Even I have forgotten what a sad time the holidays were for me just a few years back. When my son was in prison, I dreaded the feeling I got when I thought about what he was going through as we filled our hearts with the laughter and the excitement of Christmas morning. The sense of hopelessness can over power the love and hope found in Christ Jesus and the wonder of His birth, death, and resurrection.

The pastor’s message in worship today really touched my heart. The scripture was from Isaiah who saw his people really disheartened with their circumstances. The Children of Israel were in captivity and Jerusalem had been practically destroyed.  Just as his sermon title stated, the people were trying to cope “When Everything is Wrong.”  In the search for meaning amid the chaos, they had forgotten where true hope lies. Isaiah promised them that hope in a coming Messiah.

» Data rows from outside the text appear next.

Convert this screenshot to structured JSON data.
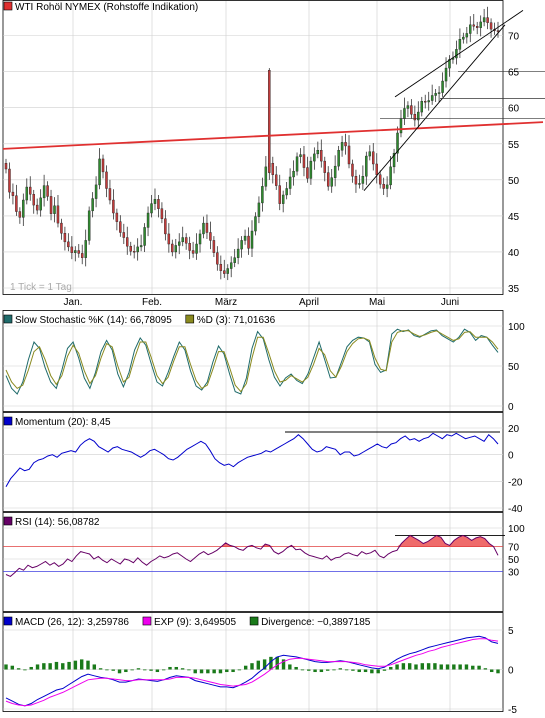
{
  "chart_data": [
    {
      "panel": "price",
      "type": "candlestick",
      "title": "WTI Rohöl NYMEX (Rohstoffe Indikation)",
      "note": "1 Tick = 1 Tag",
      "months": [
        "Jan.",
        "Feb.",
        "März",
        "April",
        "Mai",
        "Juni"
      ],
      "ylim": [
        35,
        73
      ],
      "yticks": [
        35,
        40,
        45,
        50,
        55,
        60,
        65,
        70
      ],
      "close": [
        51.5,
        48.3,
        47.8,
        45.6,
        44.8,
        47.2,
        49.0,
        48.0,
        46.5,
        45.8,
        47.5,
        49.2,
        47.7,
        45.3,
        46.4,
        44.0,
        42.6,
        41.4,
        40.7,
        39.9,
        40.2,
        39.8,
        39.2,
        41.6,
        45.7,
        47.4,
        49.3,
        52.9,
        51.1,
        48.8,
        47.2,
        45.4,
        44.2,
        42.7,
        42.0,
        40.8,
        40.1,
        40.0,
        40.7,
        40.9,
        43.4,
        45.4,
        46.7,
        47.3,
        46.0,
        44.6,
        42.5,
        41.1,
        40.0,
        40.9,
        41.4,
        42.0,
        41.2,
        40.2,
        39.8,
        41.1,
        42.5,
        44.0,
        42.7,
        41.6,
        39.9,
        38.3,
        37.4,
        37.0,
        37.7,
        38.5,
        39.2,
        40.4,
        41.6,
        42.2,
        40.5,
        42.9,
        44.9,
        46.8,
        49.1,
        51.8,
        52.3,
        50.7,
        49.2,
        46.7,
        47.9,
        48.8,
        50.4,
        51.2,
        53.2,
        53.5,
        51.7,
        50.2,
        52.6,
        53.6,
        54.1,
        52.6,
        51.0,
        49.1,
        50.3,
        51.9,
        54.1,
        55.2,
        54.7,
        52.2,
        50.5,
        49.4,
        49.5,
        50.5,
        53.3,
        53.9,
        52.2,
        50.7,
        49.4,
        48.8,
        49.3,
        51.8,
        53.7,
        56.5,
        58.5,
        59.9,
        60.3,
        59.1,
        58.3,
        59.4,
        60.9,
        60.8,
        61.0,
        61.7,
        62.0,
        62.1,
        63.7,
        65.5,
        66.7,
        66.9,
        68.1,
        69.5,
        69.8,
        70.3,
        71.5,
        71.3,
        71.1,
        71.9,
        72.5,
        71.8,
        70.9,
        70.7,
        70.6
      ],
      "overlays": [
        "red horizontal resistance line",
        "rising black channel lines"
      ]
    },
    {
      "panel": "stochastic",
      "type": "line",
      "ylim": [
        0,
        100
      ],
      "yticks": [
        0,
        50,
        100
      ],
      "series": [
        {
          "name": "Slow Stochastic %K (14): 66,78095",
          "values": [
            38,
            22,
            15,
            30,
            58,
            80,
            72,
            48,
            30,
            22,
            45,
            72,
            80,
            60,
            35,
            22,
            42,
            68,
            82,
            70,
            40,
            24,
            42,
            70,
            85,
            76,
            52,
            30,
            25,
            42,
            62,
            80,
            70,
            44,
            25,
            20,
            30,
            55,
            75,
            65,
            40,
            18,
            15,
            35,
            72,
            93,
            84,
            58,
            36,
            25,
            35,
            40,
            32,
            28,
            40,
            60,
            80,
            58,
            35,
            36,
            55,
            74,
            82,
            86,
            85,
            80,
            52,
            42,
            45,
            90,
            96,
            93,
            95,
            88,
            86,
            90,
            94,
            95,
            88,
            84,
            80,
            86,
            96,
            92,
            82,
            88,
            86,
            76,
            67
          ]
        },
        {
          "name": "%D (3): 71,01636",
          "values": [
            45,
            30,
            22,
            26,
            45,
            68,
            74,
            58,
            38,
            27,
            38,
            62,
            76,
            66,
            44,
            28,
            38,
            60,
            78,
            74,
            50,
            30,
            36,
            60,
            80,
            80,
            60,
            38,
            28,
            36,
            56,
            74,
            74,
            52,
            32,
            22,
            26,
            46,
            68,
            68,
            48,
            26,
            18,
            28,
            60,
            86,
            86,
            66,
            44,
            30,
            32,
            38,
            34,
            30,
            36,
            52,
            72,
            64,
            44,
            36,
            50,
            68,
            78,
            84,
            85,
            82,
            60,
            46,
            44,
            80,
            92,
            94,
            94,
            90,
            87,
            89,
            92,
            94,
            90,
            86,
            82,
            84,
            92,
            93,
            86,
            86,
            86,
            80,
            71
          ]
        }
      ]
    },
    {
      "panel": "momentum",
      "type": "line",
      "ylim": [
        -40,
        20
      ],
      "yticks": [
        -40,
        -20,
        0,
        20
      ],
      "series": [
        {
          "name": "Momentum (20): 8,45",
          "values": [
            -24,
            -18,
            -14,
            -10,
            -12,
            -11,
            -6,
            -4,
            -3,
            -1,
            0,
            -2,
            1,
            2,
            3,
            2,
            7,
            10,
            12,
            10,
            6,
            4,
            2,
            5,
            6,
            4,
            3,
            2,
            0,
            -2,
            0,
            3,
            4,
            2,
            0,
            -3,
            -4,
            -2,
            1,
            4,
            6,
            8,
            10,
            8,
            3,
            -3,
            -6,
            -8,
            -7,
            -9,
            -6,
            -4,
            -2,
            -1,
            0,
            1,
            3,
            2,
            4,
            6,
            8,
            10,
            12,
            15,
            12,
            8,
            4,
            2,
            3,
            6,
            5,
            4,
            0,
            2,
            2,
            -1,
            0,
            2,
            4,
            6,
            8,
            6,
            5,
            8,
            9,
            12,
            14,
            11,
            12,
            10,
            12,
            13,
            16,
            14,
            12,
            15,
            14,
            16,
            14,
            12,
            13,
            14,
            12,
            10,
            15,
            12,
            8
          ]
        }
      ]
    },
    {
      "panel": "rsi",
      "type": "line",
      "ylim": [
        0,
        100
      ],
      "yticks": [
        30,
        50,
        70,
        100
      ],
      "series": [
        {
          "name": "RSI (14): 56,08782",
          "values": [
            25,
            22,
            28,
            35,
            32,
            40,
            36,
            38,
            42,
            46,
            40,
            44,
            38,
            42,
            50,
            46,
            55,
            62,
            60,
            58,
            50,
            54,
            48,
            44,
            50,
            46,
            42,
            50,
            48,
            44,
            52,
            45,
            40,
            46,
            50,
            55,
            52,
            54,
            58,
            60,
            55,
            50,
            46,
            52,
            58,
            62,
            57,
            60,
            64,
            70,
            76,
            72,
            70,
            66,
            64,
            70,
            72,
            68,
            66,
            74,
            72,
            62,
            58,
            62,
            68,
            72,
            65,
            66,
            60,
            56,
            54,
            52,
            50,
            55,
            48,
            52,
            53,
            58,
            60,
            57,
            55,
            62,
            58,
            60,
            64,
            55,
            52,
            58,
            62,
            64,
            75,
            82,
            88,
            84,
            80,
            75,
            78,
            83,
            88,
            85,
            75,
            72,
            80,
            85,
            88,
            85,
            80,
            84,
            86,
            83,
            75,
            70,
            56
          ]
        }
      ]
    },
    {
      "panel": "macd",
      "type": "line",
      "ylim": [
        -5,
        5
      ],
      "yticks": [
        -5,
        0,
        5
      ],
      "series": [
        {
          "name": "MACD (26, 12): 3,259786",
          "values": [
            -3.6,
            -4.0,
            -4.4,
            -4.6,
            -4.3,
            -3.8,
            -3.4,
            -3.0,
            -2.6,
            -2.4,
            -1.9,
            -1.4,
            -0.9,
            -0.6,
            -0.8,
            -1.0,
            -1.1,
            -1.3,
            -1.6,
            -1.6,
            -1.4,
            -1.2,
            -1.3,
            -1.4,
            -1.5,
            -1.3,
            -1.0,
            -0.8,
            -0.9,
            -1.0,
            -1.4,
            -1.6,
            -1.8,
            -2.0,
            -2.2,
            -2.2,
            -2.3,
            -2.0,
            -1.6,
            -1.1,
            -0.4,
            0.2,
            1.0,
            1.6,
            1.8,
            1.7,
            1.6,
            1.4,
            1.2,
            1.0,
            0.9,
            0.9,
            1.0,
            1.1,
            1.0,
            0.8,
            0.6,
            0.4,
            0.2,
            0.1,
            0.3,
            0.8,
            1.3,
            1.7,
            2.0,
            2.2,
            2.5,
            2.8,
            3.0,
            3.2,
            3.4,
            3.6,
            3.8,
            4.0,
            4.1,
            4.2,
            4.0,
            3.5,
            3.3
          ]
        },
        {
          "name": "EXP (9): 3,649505",
          "values": [
            -4.0,
            -4.3,
            -4.5,
            -4.6,
            -4.5,
            -4.2,
            -3.9,
            -3.5,
            -3.2,
            -2.9,
            -2.5,
            -2.1,
            -1.7,
            -1.3,
            -1.2,
            -1.1,
            -1.1,
            -1.2,
            -1.3,
            -1.4,
            -1.4,
            -1.3,
            -1.3,
            -1.3,
            -1.3,
            -1.3,
            -1.2,
            -1.0,
            -1.0,
            -1.0,
            -1.1,
            -1.3,
            -1.5,
            -1.7,
            -1.9,
            -2.0,
            -2.1,
            -2.0,
            -1.9,
            -1.6,
            -1.1,
            -0.6,
            0.0,
            0.6,
            1.0,
            1.3,
            1.4,
            1.4,
            1.3,
            1.2,
            1.1,
            1.0,
            1.0,
            1.0,
            1.0,
            0.9,
            0.8,
            0.6,
            0.5,
            0.4,
            0.4,
            0.6,
            0.9,
            1.2,
            1.5,
            1.8,
            2.0,
            2.3,
            2.5,
            2.8,
            3.0,
            3.2,
            3.4,
            3.6,
            3.8,
            3.9,
            3.9,
            3.7,
            3.6
          ]
        },
        {
          "name": "Divergence: −0,3897185",
          "values": [
            0.4,
            0.3,
            0.1,
            0.0,
            0.2,
            0.4,
            0.5,
            0.5,
            0.6,
            0.5,
            0.6,
            0.7,
            0.8,
            0.7,
            0.4,
            0.1,
            0.0,
            -0.1,
            -0.3,
            -0.2,
            0.0,
            0.1,
            0.0,
            -0.1,
            -0.2,
            0.0,
            0.2,
            0.2,
            0.1,
            0.0,
            -0.3,
            -0.3,
            -0.3,
            -0.3,
            -0.3,
            -0.2,
            -0.2,
            0.0,
            0.3,
            0.5,
            0.7,
            0.8,
            1.0,
            1.0,
            0.8,
            0.4,
            0.2,
            0.0,
            -0.1,
            -0.2,
            -0.2,
            -0.1,
            0.0,
            0.1,
            0.0,
            -0.1,
            -0.2,
            -0.2,
            -0.3,
            -0.3,
            -0.1,
            0.2,
            0.4,
            0.5,
            0.5,
            0.4,
            0.5,
            0.5,
            0.5,
            0.4,
            0.4,
            0.4,
            0.4,
            0.4,
            0.3,
            0.3,
            0.1,
            -0.2,
            -0.3
          ]
        }
      ]
    }
  ],
  "colors": {
    "up": "#2f8a2f",
    "down": "#c23b3b",
    "stoch_k": "#1f6b6b",
    "stoch_d": "#8a8a1f",
    "momentum": "#0000cc",
    "rsi": "#660066",
    "rsi_fill": "#ef6b6b",
    "macd": "#0000cc",
    "exp": "#ee00ee",
    "divergence": "#1a7a1a",
    "resistance": "#e03030",
    "grid": "#cfcfcf"
  }
}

In many ways we are just like those ancestors of long ago. We search for meaning in the material and physical things of this world. My pastor’s words struck a personal hurt that I had not recalled in many years.

When I was about 13 or 14 years old, I had a particularly difficult Christmas. My parents had just divorced, I had moved to a new school, and I had developed a very low image of myself. To put it frankly, I was just hurting. I had asked for some store-bought clothes for Christmas, not just store bought but name brand items. I was tired of wearing my homemade ones. My mother, being a single mom, had tried her best. She purchased two beautiful sweaters for me from a fashionable retail shop.  Although they were stylish and trendy, they were expensive and all that she could afford. I remember the disappointment on Christmas morning when I saw there were just two and they didn’t even fit me properly. I was a tall and awkward size at that time which is probably the reason most of my wardrobe was hand made. I must have cried and thrown a terrible fit, because I can still feel the pain and the heartache, not just my own but the hurt I caused my mother as well.

I see the same actions today in others trying to fill the void in their heart with “stuff.” Christmas lists with impractical items for hearts longing to feel better, searching for hope.…trying to find their store-bought happiness

That’s where we as believers can help. Unlike Isaiah, we know the promised Messiah. We can be the hands and feet of Christ. We can offer that hope to a world that has forgotten what it means to care for our fellow man. And it doesn’t take a lot of time and money either. We just have to offer ourselves to others. A simple smile, a kind word, a handshake can start a transformation and, who knows, it just might change someone’s life in the process.